From 7c6f2350b91f563b28d2996ec5957d16961650ed Mon Sep 17 00:00:00 2001
From: zhoukunsheng <zhoukunsheng@baidu.com>
Date: Wed, 3 Jul 2019 12:01:31 +0800
Subject: [PATCH] support Tensor input for edit_distance op (#18162)

---
 paddle/fluid/API.spec                         |  2 +-
 paddle/fluid/operators/edit_distance_op.cc    | 51 +++++++++++----
 paddle/fluid/operators/edit_distance_op.cu    | 51 +++++++++++----
 paddle/fluid/operators/edit_distance_op.h     | 43 ++++++++++---
 python/paddle/fluid/layers/nn.py              | 64 ++++++++++---------
 .../tests/unittests/test_edit_distance_op.py  | 63 +++++++++++++++---
 6 files changed, 200 insertions(+), 74 deletions(-)

diff --git a/paddle/fluid/API.spec b/paddle/fluid/API.spec
index 4cf1850a33..e4b046be81 100644
--- a/paddle/fluid/API.spec
+++ b/paddle/fluid/API.spec
@@ -139,7 +139,7 @@ paddle.fluid.layers.sequence_slice (ArgSpec(args=['input', 'offset', 'length', '
 paddle.fluid.layers.dropout (ArgSpec(args=['x', 'dropout_prob', 'is_test', 'seed', 'name', 'dropout_implementation'], varargs=None, keywords=None, defaults=(False, None, None, 'downgrade_in_infer')), ('document', '558d13133596209190df9a624264f28f'))

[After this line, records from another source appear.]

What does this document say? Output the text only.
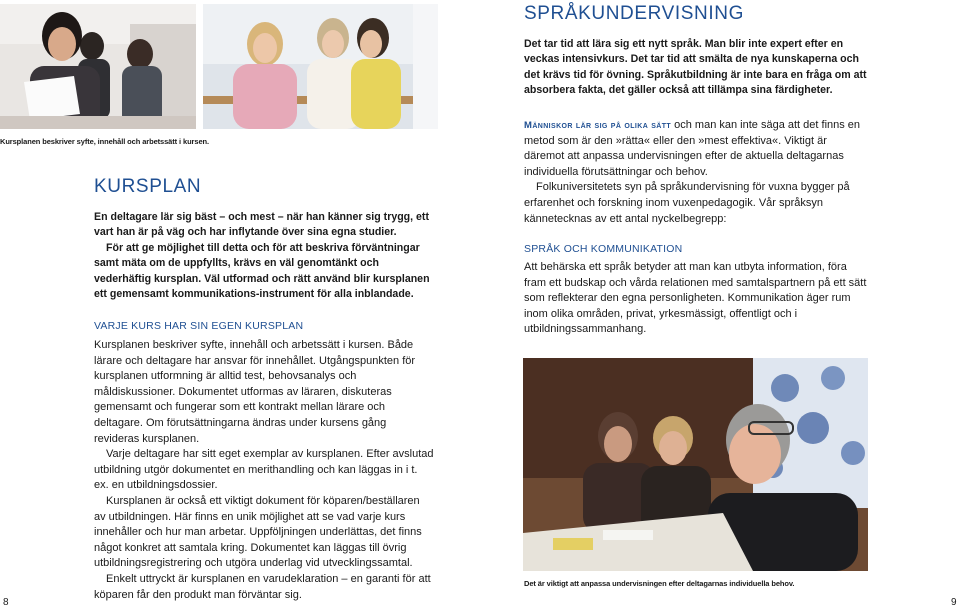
Kursplanen beskriver syfte, innehåll och arbetssätt i kursen.
KURSPLAN

En deltagare lär sig bäst – och mest – när han känner sig trygg, ett vart han är på väg och har inflytande över sina egna studier.

För att ge möjlighet till detta och för att beskriva förväntningar samt mäta om de uppfyllts, krävs en väl genomtänkt och vederhäftig kursplan. Väl utformad och rätt använd blir kursplanen ett gemensamt kommunikations-instrument för alla inblandade.

VARJE KURS HAR SIN EGEN KURSPLAN

Kursplanen beskriver syfte, innehåll och arbetssätt i kursen. Både lärare och deltagare har ansvar för innehållet. Utgångspunkten för kursplanen utformning är alltid test, behovsanalys och måldiskussioner. Dokumentet utformas av läraren, diskuteras gemensamt och fungerar som ett kontrakt mellan lärare och deltagare. Om förutsättningarna ändras under kursens gång revideras kursplanen.

Varje deltagare har sitt eget exemplar av kursplanen. Efter avslutad utbildning utgör dokumentet en merithandling och kan läggas in i t. ex. en utbildningsdossier.

Kursplanen är också ett viktigt dokument för köparen/beställaren av utbildningen. Här finns en unik möjlighet att se vad varje kurs innehåller och hur man arbetar. Uppföljningen underlättas, det finns något konkret att samtala kring. Dokumentet kan läggas till övrig utbildningsregistrering och utgöra underlag vid utvecklingssamtal.

Enkelt uttryckt är kursplanen en varudeklaration – en garanti för att köparen får den produkt man förväntar sig.

8
SPRÅKUNDERVISNING

Det tar tid att lära sig ett nytt språk. Man blir inte expert efter en veckas intensivkurs. Det tar tid att smälta de nya kunskaperna och det krävs tid för övning. Språkutbildning är inte bara en fråga om att absorbera fakta, det gäller också att tillämpa sina färdigheter.

Människor lär sig på olika sätt och man kan inte säga att det finns en metod som är den »rätta« eller den »mest effektiva«. Viktigt är däremot att anpassa undervisningen efter de aktuella deltagarnas individuella förutsättningar och behov.

Folkuniversitetets syn på språkundervisning för vuxna bygger på erfarenhet och forskning inom vuxenpedagogik. Vår språksyn kännetecknas av ett antal nyckelbegrepp:

SPRÅK OCH KOMMUNIKATION

Att behärska ett språk betyder att man kan utbyta information, föra fram ett budskap och vårda relationen med samtalspartnern på ett sätt som reflekterar den egna personligheten. Kommunikation äger rum inom olika områden, privat, yrkesmässigt, offentligt och i utbildningssammanhang.

Det är viktigt att anpassa undervisningen efter deltagarnas individuella behov.
9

 paddle.fluid.layers.split (ArgSpec(args=['input', 'num_or_sections', 'dim', 'name'], varargs=None, keywords=None, defaults=(-1, None)), ('document', '78cf3a7323d1a7697658242e13f63759'))
 paddle.fluid.layers.ctc_greedy_decoder (ArgSpec(args=['input', 'blank', 'name'], varargs=None, keywords=None, defaults=(None,)), ('document', '2bc3a59efa9d52b628a6255422d9f0e8'))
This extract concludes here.